I was merrily working on a We Recommend post for someone looking for picture books about homelessness (coming soon!) when I read this, a piece by Meghan Cox Gurdon in the Wall Street Journal about the dark and scary muck (more or less) that is contemporary young adult literature.
I am hesitant to weigh in, partly because it feels like the sort of article that wants to stir things up, and I hate being so easily manipulated. And yet...it got to me.
I do hope you all click on the link above just for fairness's sake. I am going to try to focus just on what disturbs me most about her piece; there are many other takes on it you can search for links via the #YAsaves hash tag on twitter.
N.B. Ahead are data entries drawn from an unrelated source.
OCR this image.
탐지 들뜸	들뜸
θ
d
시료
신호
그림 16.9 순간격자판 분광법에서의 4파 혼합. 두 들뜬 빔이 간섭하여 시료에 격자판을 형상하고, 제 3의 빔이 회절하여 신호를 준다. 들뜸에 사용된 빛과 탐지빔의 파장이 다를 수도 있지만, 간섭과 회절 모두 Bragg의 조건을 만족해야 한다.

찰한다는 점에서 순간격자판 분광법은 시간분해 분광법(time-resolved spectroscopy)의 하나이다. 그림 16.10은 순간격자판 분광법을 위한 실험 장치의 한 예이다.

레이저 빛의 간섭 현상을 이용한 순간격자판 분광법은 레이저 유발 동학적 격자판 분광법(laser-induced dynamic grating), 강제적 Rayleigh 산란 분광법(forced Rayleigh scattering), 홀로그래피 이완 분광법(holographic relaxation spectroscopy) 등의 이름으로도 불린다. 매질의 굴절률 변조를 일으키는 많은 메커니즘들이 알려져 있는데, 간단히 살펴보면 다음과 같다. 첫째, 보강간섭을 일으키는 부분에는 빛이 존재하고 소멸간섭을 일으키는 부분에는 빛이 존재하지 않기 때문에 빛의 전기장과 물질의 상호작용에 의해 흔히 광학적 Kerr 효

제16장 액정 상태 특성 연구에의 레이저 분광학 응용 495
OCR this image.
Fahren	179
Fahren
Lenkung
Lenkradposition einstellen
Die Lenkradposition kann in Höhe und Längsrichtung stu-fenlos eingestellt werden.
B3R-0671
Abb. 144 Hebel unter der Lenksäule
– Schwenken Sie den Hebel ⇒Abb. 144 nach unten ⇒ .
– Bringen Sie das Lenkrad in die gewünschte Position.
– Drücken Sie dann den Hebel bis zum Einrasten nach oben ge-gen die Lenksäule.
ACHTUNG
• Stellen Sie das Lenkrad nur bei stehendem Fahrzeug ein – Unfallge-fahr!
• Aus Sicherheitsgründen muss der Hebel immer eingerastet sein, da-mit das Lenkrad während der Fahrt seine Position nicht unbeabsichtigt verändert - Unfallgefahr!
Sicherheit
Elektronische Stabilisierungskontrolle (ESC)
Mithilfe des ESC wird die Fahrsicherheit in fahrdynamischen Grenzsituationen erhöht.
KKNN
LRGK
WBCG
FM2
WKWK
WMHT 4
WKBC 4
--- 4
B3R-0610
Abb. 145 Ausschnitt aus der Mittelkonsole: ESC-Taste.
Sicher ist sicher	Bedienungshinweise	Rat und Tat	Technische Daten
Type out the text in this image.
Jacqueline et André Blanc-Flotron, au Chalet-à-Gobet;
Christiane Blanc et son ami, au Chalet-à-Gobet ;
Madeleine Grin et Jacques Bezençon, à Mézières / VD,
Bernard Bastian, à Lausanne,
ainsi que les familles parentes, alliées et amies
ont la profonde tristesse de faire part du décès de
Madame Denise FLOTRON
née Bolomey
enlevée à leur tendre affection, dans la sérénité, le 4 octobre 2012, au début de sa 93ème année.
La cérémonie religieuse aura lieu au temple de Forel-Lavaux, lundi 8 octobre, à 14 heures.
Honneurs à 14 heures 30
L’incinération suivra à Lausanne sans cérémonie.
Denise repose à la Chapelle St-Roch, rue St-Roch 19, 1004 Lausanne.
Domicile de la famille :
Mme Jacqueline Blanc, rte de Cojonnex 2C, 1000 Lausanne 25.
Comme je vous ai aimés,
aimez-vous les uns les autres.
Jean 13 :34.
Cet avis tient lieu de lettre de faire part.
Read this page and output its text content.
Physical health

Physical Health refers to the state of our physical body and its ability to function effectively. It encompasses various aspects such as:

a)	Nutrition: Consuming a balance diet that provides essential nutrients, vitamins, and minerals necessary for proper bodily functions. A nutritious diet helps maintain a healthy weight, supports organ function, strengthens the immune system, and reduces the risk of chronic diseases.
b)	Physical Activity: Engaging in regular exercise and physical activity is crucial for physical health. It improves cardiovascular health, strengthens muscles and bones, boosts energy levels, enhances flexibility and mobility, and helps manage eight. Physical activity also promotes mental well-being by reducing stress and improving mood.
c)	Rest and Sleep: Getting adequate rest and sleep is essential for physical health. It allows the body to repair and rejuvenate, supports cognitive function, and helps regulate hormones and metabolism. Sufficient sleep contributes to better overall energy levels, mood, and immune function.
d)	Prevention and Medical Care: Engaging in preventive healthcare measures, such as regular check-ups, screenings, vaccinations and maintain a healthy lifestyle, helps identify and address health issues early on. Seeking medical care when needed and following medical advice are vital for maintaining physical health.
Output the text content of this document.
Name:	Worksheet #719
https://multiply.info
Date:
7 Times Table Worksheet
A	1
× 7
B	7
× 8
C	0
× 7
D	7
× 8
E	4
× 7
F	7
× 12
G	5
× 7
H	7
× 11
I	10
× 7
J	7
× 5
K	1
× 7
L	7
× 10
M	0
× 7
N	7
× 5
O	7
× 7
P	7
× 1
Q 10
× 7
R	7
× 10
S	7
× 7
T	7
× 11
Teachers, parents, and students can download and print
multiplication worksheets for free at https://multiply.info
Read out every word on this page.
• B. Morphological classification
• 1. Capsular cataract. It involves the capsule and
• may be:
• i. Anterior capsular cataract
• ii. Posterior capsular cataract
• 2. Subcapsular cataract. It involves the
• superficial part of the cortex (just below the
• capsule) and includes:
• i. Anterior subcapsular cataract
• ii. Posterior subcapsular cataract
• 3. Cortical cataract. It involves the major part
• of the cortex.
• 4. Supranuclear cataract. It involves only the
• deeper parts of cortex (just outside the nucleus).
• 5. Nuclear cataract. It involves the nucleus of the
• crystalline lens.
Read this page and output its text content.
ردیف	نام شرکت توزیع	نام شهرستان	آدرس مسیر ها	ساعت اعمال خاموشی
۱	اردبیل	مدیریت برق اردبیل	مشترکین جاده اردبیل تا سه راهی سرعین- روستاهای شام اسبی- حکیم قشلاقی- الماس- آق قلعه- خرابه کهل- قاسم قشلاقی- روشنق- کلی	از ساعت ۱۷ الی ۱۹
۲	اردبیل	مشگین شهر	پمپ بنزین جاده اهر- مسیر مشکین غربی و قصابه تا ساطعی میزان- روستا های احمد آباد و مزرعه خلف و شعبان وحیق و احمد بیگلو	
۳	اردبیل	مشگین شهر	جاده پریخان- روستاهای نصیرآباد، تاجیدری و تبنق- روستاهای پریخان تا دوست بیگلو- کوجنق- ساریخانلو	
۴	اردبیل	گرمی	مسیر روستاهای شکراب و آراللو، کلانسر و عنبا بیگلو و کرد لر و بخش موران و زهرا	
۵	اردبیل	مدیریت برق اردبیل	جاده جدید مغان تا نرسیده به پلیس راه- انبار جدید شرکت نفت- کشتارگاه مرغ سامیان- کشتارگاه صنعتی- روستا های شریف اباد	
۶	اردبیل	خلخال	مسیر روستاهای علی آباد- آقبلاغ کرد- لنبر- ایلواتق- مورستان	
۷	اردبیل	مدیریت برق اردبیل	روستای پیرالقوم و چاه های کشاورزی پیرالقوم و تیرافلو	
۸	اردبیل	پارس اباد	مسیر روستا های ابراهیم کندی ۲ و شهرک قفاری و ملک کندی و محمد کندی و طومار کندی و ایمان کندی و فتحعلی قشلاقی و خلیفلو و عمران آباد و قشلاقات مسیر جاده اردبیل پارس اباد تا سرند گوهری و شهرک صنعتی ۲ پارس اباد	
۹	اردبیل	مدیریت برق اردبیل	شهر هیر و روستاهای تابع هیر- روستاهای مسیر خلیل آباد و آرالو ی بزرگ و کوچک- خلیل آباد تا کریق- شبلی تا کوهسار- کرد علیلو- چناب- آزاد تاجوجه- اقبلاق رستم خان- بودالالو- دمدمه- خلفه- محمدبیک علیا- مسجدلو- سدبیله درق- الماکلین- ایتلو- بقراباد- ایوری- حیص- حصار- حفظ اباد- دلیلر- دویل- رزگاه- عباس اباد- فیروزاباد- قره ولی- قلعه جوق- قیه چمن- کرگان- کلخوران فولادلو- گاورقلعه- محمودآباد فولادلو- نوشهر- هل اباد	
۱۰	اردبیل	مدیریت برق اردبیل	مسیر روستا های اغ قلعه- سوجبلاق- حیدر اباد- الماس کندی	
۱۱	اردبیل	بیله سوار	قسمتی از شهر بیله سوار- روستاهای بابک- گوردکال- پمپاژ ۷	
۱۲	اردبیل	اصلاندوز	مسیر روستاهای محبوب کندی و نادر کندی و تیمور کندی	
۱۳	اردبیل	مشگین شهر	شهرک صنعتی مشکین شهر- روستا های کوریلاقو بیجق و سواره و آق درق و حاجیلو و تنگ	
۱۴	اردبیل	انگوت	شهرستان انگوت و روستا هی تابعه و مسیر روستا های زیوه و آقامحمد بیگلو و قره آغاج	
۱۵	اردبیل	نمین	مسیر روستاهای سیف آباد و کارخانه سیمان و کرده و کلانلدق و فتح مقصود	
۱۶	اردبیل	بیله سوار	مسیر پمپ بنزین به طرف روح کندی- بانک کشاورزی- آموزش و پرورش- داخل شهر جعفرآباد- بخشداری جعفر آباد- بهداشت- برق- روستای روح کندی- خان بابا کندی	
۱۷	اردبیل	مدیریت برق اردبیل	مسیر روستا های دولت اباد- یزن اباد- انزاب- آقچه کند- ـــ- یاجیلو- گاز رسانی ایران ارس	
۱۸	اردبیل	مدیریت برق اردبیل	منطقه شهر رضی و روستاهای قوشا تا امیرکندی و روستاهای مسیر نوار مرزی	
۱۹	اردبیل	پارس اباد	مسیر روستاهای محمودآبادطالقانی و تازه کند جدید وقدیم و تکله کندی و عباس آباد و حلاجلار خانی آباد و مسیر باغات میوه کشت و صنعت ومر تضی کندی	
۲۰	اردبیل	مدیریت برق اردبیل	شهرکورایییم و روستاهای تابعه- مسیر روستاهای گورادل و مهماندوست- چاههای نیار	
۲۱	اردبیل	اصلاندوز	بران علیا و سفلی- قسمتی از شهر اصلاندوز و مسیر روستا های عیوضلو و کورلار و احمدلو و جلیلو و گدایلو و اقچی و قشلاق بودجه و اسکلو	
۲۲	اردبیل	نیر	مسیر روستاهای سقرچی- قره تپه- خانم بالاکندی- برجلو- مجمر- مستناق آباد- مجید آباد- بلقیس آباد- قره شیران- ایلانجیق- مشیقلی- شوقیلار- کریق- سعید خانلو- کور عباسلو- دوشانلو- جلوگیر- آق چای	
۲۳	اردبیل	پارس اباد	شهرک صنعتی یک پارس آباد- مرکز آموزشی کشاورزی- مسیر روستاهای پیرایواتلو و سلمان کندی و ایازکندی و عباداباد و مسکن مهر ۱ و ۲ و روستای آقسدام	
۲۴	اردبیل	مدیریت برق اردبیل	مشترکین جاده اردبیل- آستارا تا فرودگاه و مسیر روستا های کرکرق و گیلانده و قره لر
Here, more or less, is what she says: contemporary YA has become an overly dark and profanity-laden cesspool, which in its pandering to adolescent rebellion and its penchant for swearwords, dark themes and the grotesque ends up normalizing pathologies, focusing on the terrible to the exclusion of all else. She feels, too, that "it is also possible—indeed, likely—that books focusing on pathologies help normalize them and, in the case of self-harm, may even spread their plausibility and likelihood to young people who might otherwise never have imagined such extreme measures." So her concerns: these books are upsetting. Grotesque. They normalize pathologies. Why are we feeling fine about bringing this crap to kids? Don't we care about what they read?
And here's the thing: whether she's right or wrong about what books to kids, and the definitions of good taste, and whether parents should be involved in what their teenagers read, it seems to me that she's blurring the line between parenting and publishing.
Parents are of course free to allow, encourage, or discourage certain books—to ban or allow them within their own homes. But there's a world of difference between that and saying that they shouldn't allow those same books in libraries, or to be published at all. She may bemoan the existence of a book about cutting. I may bemoan the existence of the creeping horror that was the Mary-Kate and Ashley mystery stories, but does she really want to live in a world where these books aren't allowed to be published?
Creeping me out even further, there is a certain sexism pervading the whole review that I found disturbing. See here:
"It is a dereliction of duty not to make distinctions in every other aspect of a young person's life between more and less desirable options. Yet let a gatekeeper object to a book and the industry pulls up its petticoats and shrieks "censorship!""
Hmm. The children's and YA publishing world has petticoats? And it shrieks? Must be all those lady librarians and editors.
It's odd, too, that such a market-focused paper as the Wall Street Journal seems to be, let's say, pulling up its petticoats and shrieking "coarseness" when confronted by, horrors, the book industry (gee, that's an industry noted for greedy market-driven coarse minds? That must be why they went for children's publishing, because they were trying to make money) responding to what is clearly demand. Ms. Grudon's tsking over the fact that with the success of The Outsiders a market was born sounds a bit rich to me coming from the Wall Street Journal, which seems less judgmental when talking about, say, the banking industry.
In the end, she is of course free to prevent her own children from reading these books. Or trying to. But can she really be saying they oughtn't to be published? Or allowed in libraries? If her issue is with parents, why doesn't she take it to them? If she doesn't want her own children to read this stuff, there's a perfect solution, isn't there? But for the rest of us, struggling along in the world with our adolescents, their pathologies, and our own to consider, I am grateful for the messy, uneven, shocking, sometimes great literature out there in the world. What's available to us is, of course, imperfect. But that's what makes it like us—by turns coarse, delicate, rude, sparkling, poorly expressed, beautifully crafted—imperfect and striving to be great, and to be loved.